Como ainda estou recebendo ofensas eletrônicas devido à coluna em que me opus à redução da maioridade penal, acho que vale a pena voltar ao assunto, desta vez valendo-me do mais generoso espaço proporcionado pela internet.
Em primeiro lugar, um pouco de lógica. O fato de eu não concordar com a diminuição do limite legal de 18 para 16 anos não implica que eu seja favorável a assassinatos (versão dos mais raivosos) ou que defenda que menores não sejam punidos quando cometam crimes (imputação dos moderados). O que eu sustento é que os mais jovens recebam um tratamento diferenciado por parte da Justiça e que a barreira etária permaneça nos 18 anos.
Vale lembrar que o atual sistema já prevê internações (que é um eufemismo para prisão) em caso de delitos graves. Elas podem chegar a até três anos. Pode parecer pouco diante dos até 30 anos que o Código Penal reserva para maiores, mas, na prática, quem tem advogado não costuma passar tanto tempo na cadeia. Um réu primário consegue a progressão de regime após cumprir 1/6 da pena e o livramento condicional depois de 1/3. Um homicida neófito e bem assessorado que tenha sido condenado a 15 anos, consegue ir para o semiaberto (o que muitas vezes significa liberdade vigiada) após 2,5 anos e obtém a condicional depois do mesmo tanto. Menores condenados a três anos de internação tipicamente cumprem a medida até o fim.
As principais diferenças, fora o fato de a etiqueta de pena aparecer de forma mais transparente no caso dos menores, acabam sendo um juiz especializado (homicídios dolosos vão a júri no direito comum) e o jovem delinquente ter sua ficha zerada ao sair da unidade de internação (já o maior perde sua primariedade para sempre). No restante, os dois sistemas são bem parecidos. As unidades de aprisionamento dificultam ao máximo as possibilidades de reintegração e são verdadeiras escolas do crime.
Resolvida essa preliminar, passemos à discussão da função da pena. Para nós, humanos, é quase impossível deixar de pensar a sanção como um ajuste de contas cósmico. Fulano foi condenado porque "mereceu". É difícil, entretanto, conciliar essa concepção com as noções mais modernas de Direito.

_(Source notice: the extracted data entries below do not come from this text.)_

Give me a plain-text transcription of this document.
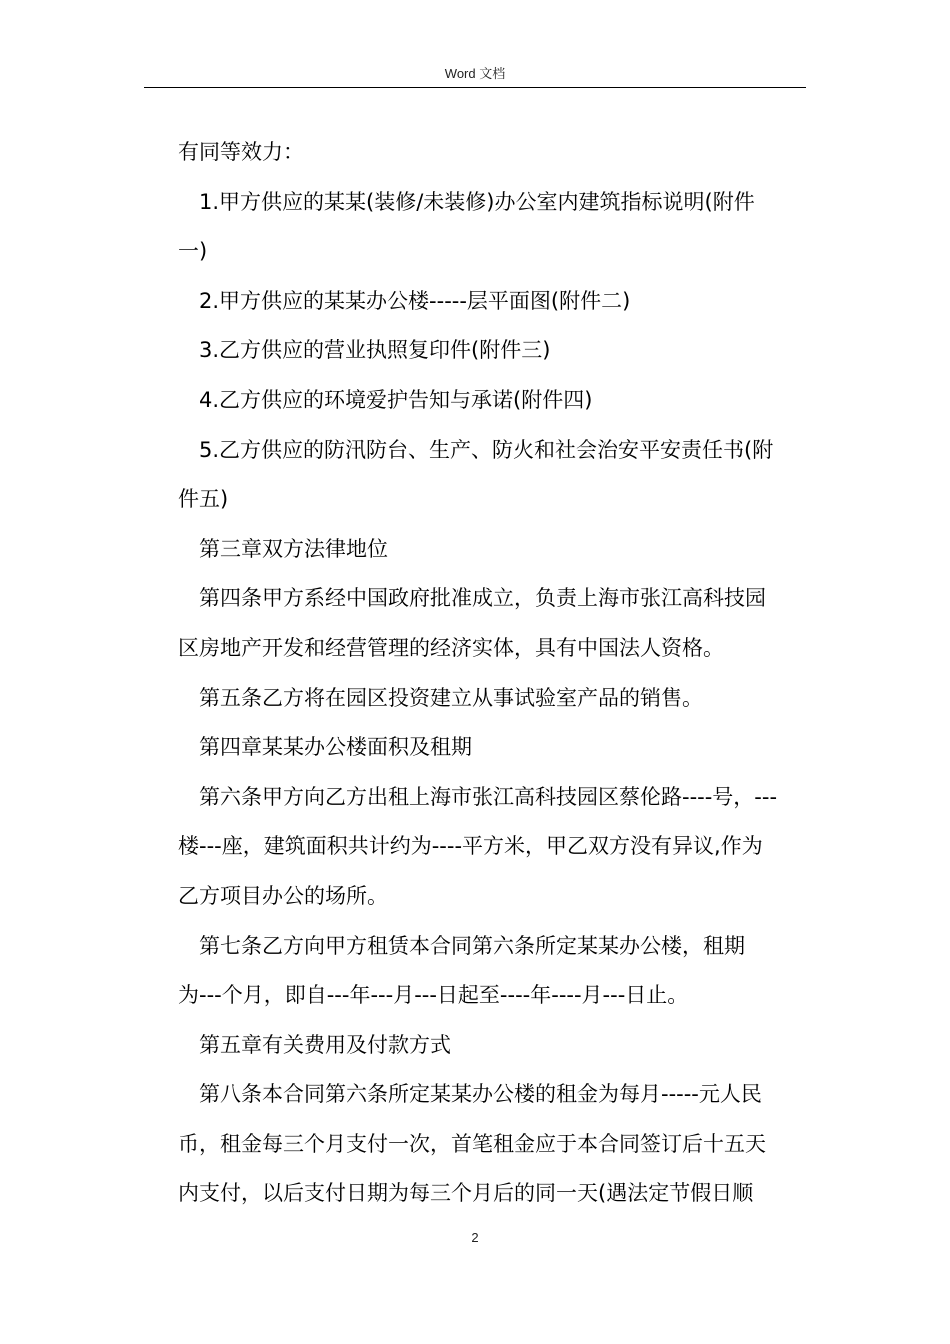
Word 文档

有同等效力：

1.甲方供应的某某(装修/未装修)办公室内建筑指标说明(附件

一)

2.甲方供应的某某办公楼-----层平面图(附件二)

3.乙方供应的营业执照复印件(附件三)

4.乙方供应的环境爱护告知与承诺(附件四)

5.乙方供应的防汛防台、生产、防火和社会治安平安责任书(附

件五)

第三章双方法律地位

第四条甲方系经中国政府批准成立，负责上海市张江高科技园

区房地产开发和经营管理的经济实体，具有中国法人资格。

第五条乙方将在园区投资建立从事试验室产品的销售。

第四章某某办公楼面积及租期

第六条甲方向乙方出租上海市张江高科技园区蔡伦路----号，---

楼---座，建筑面积共计约为----平方米，甲乙双方没有异议,作为

乙方项目办公的场所。

第七条乙方向甲方租赁本合同第六条所定某某办公楼，租期

为---个月，即自---年---月---日起至----年----月---日止。

第五章有关费用及付款方式

第八条本合同第六条所定某某办公楼的租金为每月-----元人民

币，租金每三个月支付一次，首笔租金应于本合同签订后十五天

内支付，以后支付日期为每三个月后的同一天(遇法定节假日顺

2
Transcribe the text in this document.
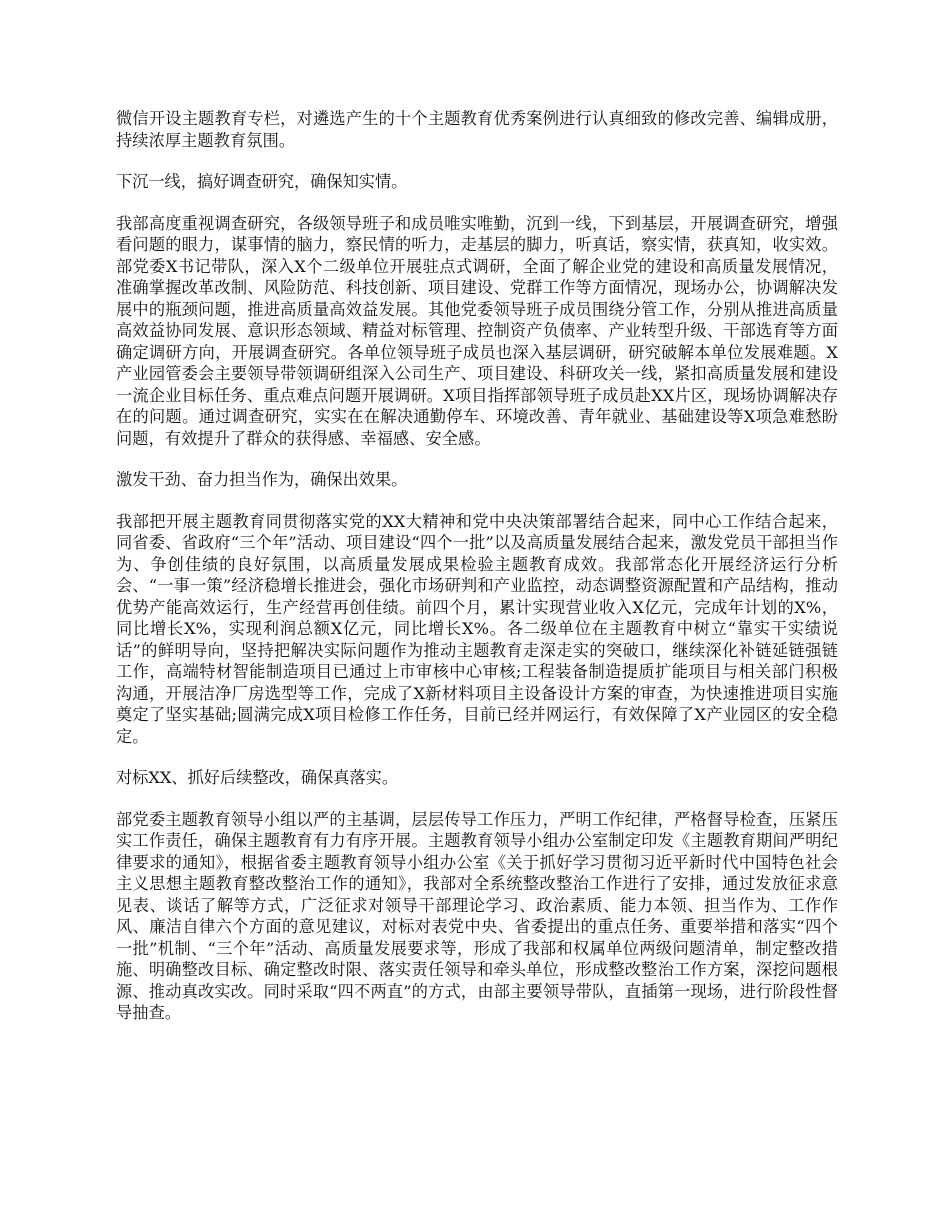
微信开设主题教育专栏，对遴选产生的十个主题教育优秀案例进行认真细致的修改完善、编辑成册，持续浓厚主题教育氛围。

下沉一线，搞好调查研究，确保知实情。

我部高度重视调查研究，各级领导班子和成员唯实唯勤，沉到一线，下到基层，开展调查研究，增强看问题的眼力，谋事情的脑力，察民情的听力，走基层的脚力，听真话，察实情，获真知，收实效。部党委X书记带队，深入X个二级单位开展驻点式调研，全面了解企业党的建设和高质量发展情况，准确掌握改革改制、风险防范、科技创新、项目建设、党群工作等方面情况，现场办公，协调解决发展中的瓶颈问题，推进高质量高效益发展。其他党委领导班子成员围绕分管工作，分别从推进高质量高效益协同发展、意识形态领域、精益对标管理、控制资产负债率、产业转型升级、干部选育等方面确定调研方向，开展调查研究。各单位领导班子成员也深入基层调研，研究破解本单位发展难题。X产业园管委会主要领导带领调研组深入公司生产、项目建设、科研攻关一线，紧扣高质量发展和建设一流企业目标任务、重点难点问题开展调研。X项目指挥部领导班子成员赴XX片区，现场协调解决存在的问题。通过调查研究，实实在在解决通勤停车、环境改善、青年就业、基础建设等X项急难愁盼问题，有效提升了群众的获得感、幸福感、安全感。

激发干劲、奋力担当作为，确保出效果。

我部把开展主题教育同贯彻落实党的XX大精神和党中央决策部署结合起来，同中心工作结合起来，同省委、省政府“三个年”活动、项目建设“四个一批”以及高质量发展结合起来，激发党员干部担当作为、争创佳绩的良好氛围，以高质量发展成果检验主题教育成效。我部常态化开展经济运行分析会、“一事一策”经济稳增长推进会，强化市场研判和产业监控，动态调整资源配置和产品结构，推动优势产能高效运行，生产经营再创佳绩。前四个月，累计实现营业收入X亿元，完成年计划的X%，同比增长X%，实现利润总额X亿元，同比增长X%。各二级单位在主题教育中树立“靠实干实绩说话”的鲜明导向，坚持把解决实际问题作为推动主题教育走深走实的突破口，继续深化补链延链强链工作，高端特材智能制造项目已通过上市审核中心审核;工程装备制造提质扩能项目与相关部门积极沟通，开展洁净厂房选型等工作，完成了X新材料项目主设备设计方案的审查，为快速推进项目实施奠定了坚实基础;圆满完成X项目检修工作任务，目前已经并网运行，有效保障了X产业园区的安全稳定。

对标XX、抓好后续整改，确保真落实。

部党委主题教育领导小组以严的主基调，层层传导工作压力，严明工作纪律，严格督导检查，压紧压实工作责任，确保主题教育有力有序开展。主题教育领导小组办公室制定印发《主题教育期间严明纪律要求的通知》，根据省委主题教育领导小组办公室《关于抓好学习贯彻习近平新时代中国特色社会主义思想主题教育整改整治工作的通知》，我部对全系统整改整治工作进行了安排，通过发放征求意见表、谈话了解等方式，广泛征求对领导干部理论学习、政治素质、能力本领、担当作为、工作作风、廉洁自律六个方面的意见建议，对标对表党中央、省委提出的重点任务、重要举措和落实“四个一批”机制、“三个年”活动、高质量发展要求等，形成了我部和权属单位两级问题清单，制定整改措施、明确整改目标、确定整改时限、落实责任领导和牵头单位，形成整改整治工作方案，深挖问题根源、推动真改实改。同时采取“四不两直”的方式，由部主要领导带队，直插第一现场，进行阶段性督导抽查。
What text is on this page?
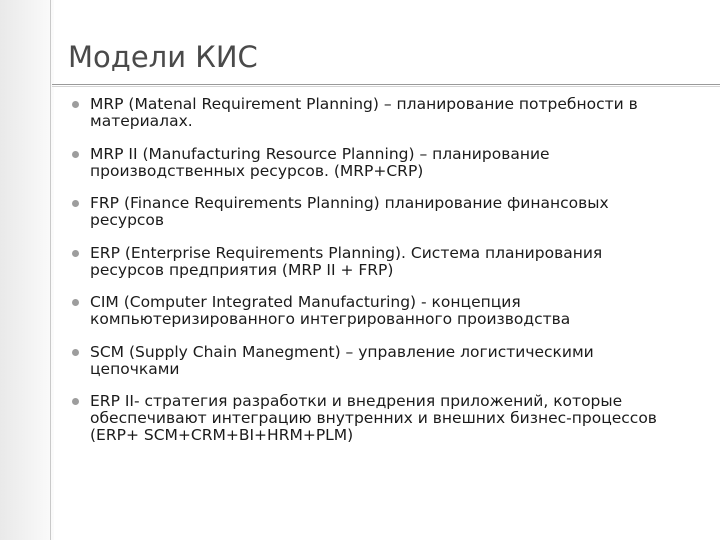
Модели КИС
MRP (Matenal Requirement Planning) – планирование потребности в
материалах.
MRP II (Manufacturing Resource Planning) – планирование
производственных ресурсов. (MRP+CRP)
FRP (Finance Requirements Planning) планирование финансовых
ресурсов
ERP (Enterprise Requirements Planning). Система планирования
ресурсов предприятия (MRP II + FRP)
CIM (Computer Integrated Manufacturing) - концепция
компьютеризированного интегрированного производства
SCM (Supply Chain Manegment) – управление логистическими
цепочками
ERP II- стратегия разработки и внедрения приложений, которые
обеспечивают интеграцию внутренних и внешних бизнес-процессов
(ERP+ SCM+CRM+BI+HRM+PLM)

Exceto pela lei de talião, o "olho por olho" da Bíblia, não há como estabelecer o que é ou não justo. Quantas cestas básicas pagam uma ofensa à honra e quantos anos de cadeia valem uma vida? Não há uma moeda comum que permita a transação. É fácil entender que o castigo para homicídio precisa ser maior do que o para lesões corporais que tem de ser superior a insultos. Mas, quando passamos a delitos mais abstratos, não sobra muito espaço para a coerência. Por que a falsificação de dinheiro rende até seis anos de reclusão e fazer sexo na frente de um menor custa até quatro? Por que não três e um respectivamente, ou oito e quatro?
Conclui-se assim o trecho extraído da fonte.